Toxic comments, bane of many news sites, get a tech fix
A HIGH-TECH fix is in the works for toxic online comments on media sites.
Jigsaw, an incubator company within Google’s parent company Alphabet, has developed a technology that it says news publishers could use to make it easier to moderate discussions and lessen the adversarial nature of comments sections at the end of articles.
Concern about online harassment within comments sections has led many media sites to drop comments. Count The Week, The Verge, ReCode, Reuters and Popular Science among those who have dropped them over the last few years. So did For The Win, a USA TODAY sports site. Wired even created a timeline on the demise of comments sections.
Those sites had reason for concern. Most US Internet users (72%) have seen harassment online and nearly half (47%) have experienced it, according to a report released in November 2016 by the Data & Society Research Institute and the Center for Innovative Public Health Research.
Website comments sections were a likely scene of online harassment.
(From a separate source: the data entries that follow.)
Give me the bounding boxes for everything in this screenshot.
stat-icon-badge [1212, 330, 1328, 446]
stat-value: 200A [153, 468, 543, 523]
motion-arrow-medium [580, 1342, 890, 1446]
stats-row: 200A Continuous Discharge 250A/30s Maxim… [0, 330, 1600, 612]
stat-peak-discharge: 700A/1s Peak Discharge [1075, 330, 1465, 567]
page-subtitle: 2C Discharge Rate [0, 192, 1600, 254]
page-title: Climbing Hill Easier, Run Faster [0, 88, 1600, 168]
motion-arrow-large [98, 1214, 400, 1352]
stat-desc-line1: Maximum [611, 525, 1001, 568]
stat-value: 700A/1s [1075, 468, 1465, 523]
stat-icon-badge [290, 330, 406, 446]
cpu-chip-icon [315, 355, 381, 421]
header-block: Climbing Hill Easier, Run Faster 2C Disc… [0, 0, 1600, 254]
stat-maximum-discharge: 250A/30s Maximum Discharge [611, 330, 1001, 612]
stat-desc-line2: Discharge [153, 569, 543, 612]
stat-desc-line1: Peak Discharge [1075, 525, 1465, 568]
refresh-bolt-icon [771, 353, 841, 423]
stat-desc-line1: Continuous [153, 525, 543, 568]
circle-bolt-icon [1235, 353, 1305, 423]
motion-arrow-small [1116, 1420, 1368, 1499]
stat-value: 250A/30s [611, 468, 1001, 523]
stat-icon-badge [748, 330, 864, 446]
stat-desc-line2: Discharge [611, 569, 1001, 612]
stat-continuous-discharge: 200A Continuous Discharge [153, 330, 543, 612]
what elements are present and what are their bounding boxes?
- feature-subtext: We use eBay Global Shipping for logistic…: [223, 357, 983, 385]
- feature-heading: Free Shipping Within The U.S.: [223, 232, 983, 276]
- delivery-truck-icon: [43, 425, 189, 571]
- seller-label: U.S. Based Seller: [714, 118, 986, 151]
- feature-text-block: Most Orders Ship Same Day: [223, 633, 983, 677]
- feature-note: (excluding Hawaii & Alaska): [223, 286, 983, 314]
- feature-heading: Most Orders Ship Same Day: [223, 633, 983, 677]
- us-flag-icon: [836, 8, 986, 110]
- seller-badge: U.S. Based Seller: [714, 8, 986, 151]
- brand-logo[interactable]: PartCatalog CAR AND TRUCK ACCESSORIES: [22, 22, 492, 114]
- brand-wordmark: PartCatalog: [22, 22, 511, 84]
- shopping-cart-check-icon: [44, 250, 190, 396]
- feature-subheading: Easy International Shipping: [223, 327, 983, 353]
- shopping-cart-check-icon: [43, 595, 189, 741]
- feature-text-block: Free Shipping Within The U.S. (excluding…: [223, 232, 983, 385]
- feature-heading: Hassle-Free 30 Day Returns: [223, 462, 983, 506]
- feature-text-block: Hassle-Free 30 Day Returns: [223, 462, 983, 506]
Some 22% of Internet users who participated in a 2014 Pew Research Center report said it happened to them there.
COUNTERMEASURE
Jigsaw has what could be a countermeasure for media and other online sites seeking to foster civil discussion on news and other topics. The technology, called Perspective, rates the toxicity of online comments – each new comment is compared to a massive collection of conversations already rated. Using machine learning, Perspective constantly evolves its ratings as new comments are added to the data set.